Prayers

Feb 9, 2011

Slogging through

I have had nothing funny happen to me lately and it's that time of year where in MO we are just slogging through till spring.
It's supposed to be 50 degrees by Sunday.  I would settle for 40.  Either way, it's time to get ready for the mud.  I use old sheets that I have saved for years because I couldn't bring myself to throw them away.  They are perfect, especially if you have dogs, or really anyone at all coming into your house.  Let them come in on an old sheets.  Once the shoes dry off you can gather it all up and just wash it.  I have one sheet for that and one that I use to roll out noodles.
I sound like I'm 85 years old.  Some day I hope to be.

I am thinking of my family members in OK, AR and South MO tonight.  They are all buried under a couple of feet of snow and enduring frigid temperatures to boot.  I know just how they feel.  One of my cousins posted on FB today that the street crews were going up and down the streets but they weren't scooping any snow, just running with their buckets above the ground.  I commented that  there would surely be a farmer along soon to organize them.  I'm sure there was, too.

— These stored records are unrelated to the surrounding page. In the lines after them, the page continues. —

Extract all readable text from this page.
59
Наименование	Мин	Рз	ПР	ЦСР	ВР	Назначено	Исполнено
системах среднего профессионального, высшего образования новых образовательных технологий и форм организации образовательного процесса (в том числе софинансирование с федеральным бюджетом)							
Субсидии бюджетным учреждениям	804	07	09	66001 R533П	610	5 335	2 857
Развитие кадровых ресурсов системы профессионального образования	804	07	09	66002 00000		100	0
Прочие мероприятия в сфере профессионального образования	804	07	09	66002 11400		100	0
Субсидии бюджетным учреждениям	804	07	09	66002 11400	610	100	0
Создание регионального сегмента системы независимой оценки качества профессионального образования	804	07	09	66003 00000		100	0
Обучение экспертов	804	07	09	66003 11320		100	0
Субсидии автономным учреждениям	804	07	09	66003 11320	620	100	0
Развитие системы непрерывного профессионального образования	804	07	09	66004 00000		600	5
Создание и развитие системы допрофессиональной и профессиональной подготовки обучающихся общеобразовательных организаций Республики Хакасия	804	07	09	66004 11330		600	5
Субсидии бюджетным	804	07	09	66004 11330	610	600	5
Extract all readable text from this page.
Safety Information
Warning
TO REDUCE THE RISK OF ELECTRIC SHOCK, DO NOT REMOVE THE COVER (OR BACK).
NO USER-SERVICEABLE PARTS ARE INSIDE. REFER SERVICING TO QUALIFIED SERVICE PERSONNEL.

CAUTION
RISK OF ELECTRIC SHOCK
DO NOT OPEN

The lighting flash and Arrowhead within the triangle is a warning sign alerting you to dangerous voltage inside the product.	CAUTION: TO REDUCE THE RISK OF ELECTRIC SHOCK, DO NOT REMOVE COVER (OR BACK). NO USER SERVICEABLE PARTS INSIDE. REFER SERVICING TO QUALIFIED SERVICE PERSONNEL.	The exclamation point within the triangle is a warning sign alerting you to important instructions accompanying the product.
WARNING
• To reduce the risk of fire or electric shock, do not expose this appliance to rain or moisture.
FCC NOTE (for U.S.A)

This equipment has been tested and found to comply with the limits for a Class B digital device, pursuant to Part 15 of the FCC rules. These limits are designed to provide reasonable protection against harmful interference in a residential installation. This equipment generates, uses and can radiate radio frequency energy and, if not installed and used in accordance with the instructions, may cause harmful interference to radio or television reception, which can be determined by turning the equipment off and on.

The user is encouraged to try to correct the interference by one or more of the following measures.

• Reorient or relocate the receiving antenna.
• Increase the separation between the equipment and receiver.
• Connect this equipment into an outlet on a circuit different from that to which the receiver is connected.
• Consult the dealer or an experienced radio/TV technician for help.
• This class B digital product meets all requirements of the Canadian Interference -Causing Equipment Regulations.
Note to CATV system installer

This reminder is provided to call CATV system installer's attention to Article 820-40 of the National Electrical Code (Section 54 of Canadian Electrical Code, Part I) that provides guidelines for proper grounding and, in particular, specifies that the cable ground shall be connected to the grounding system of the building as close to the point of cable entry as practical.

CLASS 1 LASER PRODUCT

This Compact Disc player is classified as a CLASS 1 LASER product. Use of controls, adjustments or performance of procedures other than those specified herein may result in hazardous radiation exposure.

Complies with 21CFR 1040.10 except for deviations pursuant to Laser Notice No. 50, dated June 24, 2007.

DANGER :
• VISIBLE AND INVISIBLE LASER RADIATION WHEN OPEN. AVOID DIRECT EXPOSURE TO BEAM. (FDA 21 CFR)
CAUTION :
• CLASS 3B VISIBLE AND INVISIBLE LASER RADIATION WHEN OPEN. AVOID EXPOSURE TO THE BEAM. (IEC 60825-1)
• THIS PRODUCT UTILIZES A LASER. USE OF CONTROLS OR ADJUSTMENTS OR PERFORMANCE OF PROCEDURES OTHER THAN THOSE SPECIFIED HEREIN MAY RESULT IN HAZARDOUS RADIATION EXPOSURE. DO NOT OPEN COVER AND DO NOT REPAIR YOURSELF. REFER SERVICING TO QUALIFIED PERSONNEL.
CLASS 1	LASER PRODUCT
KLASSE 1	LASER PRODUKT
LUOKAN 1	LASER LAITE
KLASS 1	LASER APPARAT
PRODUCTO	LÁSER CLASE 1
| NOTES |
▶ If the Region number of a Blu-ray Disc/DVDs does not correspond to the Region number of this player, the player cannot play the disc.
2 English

I am reading a book called The Oldest Living Confederate Widow Tells All, by Allan Gurganus.  I really enjoy historical reads, not to mention old people, and this is great so far.  Her husband enlisted in the Confederate Army at the age of 13 ("Thirteen, and didn't even have to lie about their age.  They had trigger fingers and some eyesight, didn't they?  Was enough.") and came home at the age of 16.  Talking about his homecoming she says:
      "Just back from the war, Marsden installed his momma in rented rooms.  He didn't talk to her about his own sad deeds in the historic mud of Virginia and Maryland.  She couldn't yet speak, which spared her mentioning bad local luck-her getting in the path of Sherman's firebugs.  The Mardsen farm had been leveled.  Though she still lived and breathed, this lady's personal best-her character, the priss and fun and fuss of her-was mostly leveled too.  Her ruined face and arms and chest spoke three words: Scorched Earth Policy.  In twelve minutes, she'd gone from Beauty to Monster.  A story there.
     So, two well-brought-up souls just sat together.  He would clutch his large hat on one knee.  She would hold a teacup, sometimes a full one, more often empty, always white and always Spode.  She slept with this safe in her palm like some child clutching its toy.  And she never rolled upon or broke the thing, and rumor has it she was buried holding her favorite bone china, comforting in the casket with her."

If you have never experienced the South, the Spode reference might not have made you laugh your head off, but it did me.  Sometimes life has a way of making you face reality.  Not necessarily if you are a Southern woman, though, God love them! I know I am going to really love this book, and not because parts of it will be funny.  Those who don't remember the past are destined to repeat it.  I think it's important not to forget, no matter how vile or horrendous your experiences are.  Sometimes they turn out to be the most important.

Which brings me to another piece of wisdom that hit home with me like a lightening bolt the first time I read it.  I copied it down into my journal, which my kids will get to read when I die.  I first read it Jan. 26, 2006.  It's from The Life All Around Me, by Kaye Gibbons.  She writes about strong women, often unapologetic strong women, always unforgettable strong women and this is the 2nd book she has done about the character Ellen Foster.  This is the best passage about the strength of women I have ever read.  It reads like a prayer, and I have gone back to it ever since.  It's a very beautiful way of looking at the whole sum of your life.  And you don't have to be a woman to benefit from it.  I put the lines in because it should read like poetry (in my opinion, and this is my blog, so try it my way here folks, you won't be sorry) and the underlining is also mine:

   "No matter where  you're living, I hope you sleep peacefully tonight and waken into relief,
 not so hounded by worry you miss listening for the reindeer feet, even if you've grown older, as I have,
 and depend on memories of thrilling wishes. 
With no regrets or grudges against the tin and timber real life around you,
 let it be time to bring every memory inside you like wood you place in the fireplace peice by piece, wish by wish. 
The old need that wasn't met,
 the wants misunderstood,
what you absolutely knew and guessed, what you dreamed or half-invented,
saw and heard outright or saw and heard in words you read and adored,
what was done to you and calls for revenge that you let burn away.
 Each thing is of the same good use, and burning together, continually, the light the bundle makes belongs to you, you're love and work, what you see by, how you are seen.
  Now I understand that the deeper the dreams and beliefs,
 the brighter and warmer you and the rooms you walk through are,
and you're safe now passing through old places, not dark now, more than sufficiently kept lit by you."

It has always comforted me and brought me hope. I offer it to you, in these dark days while we are still huddled by fires.  Winter is almost over.  Best get started on the spring cleaning, girls.  (Onward ho!)

And if you are in the aftermath of a blizzard tonight, I hope you have a book to read. 

.....It also is helpful to know a farmer because you are going to have to have a tractor to get all that snow removed.  But take heart, you're in America, and one will probably show up soon.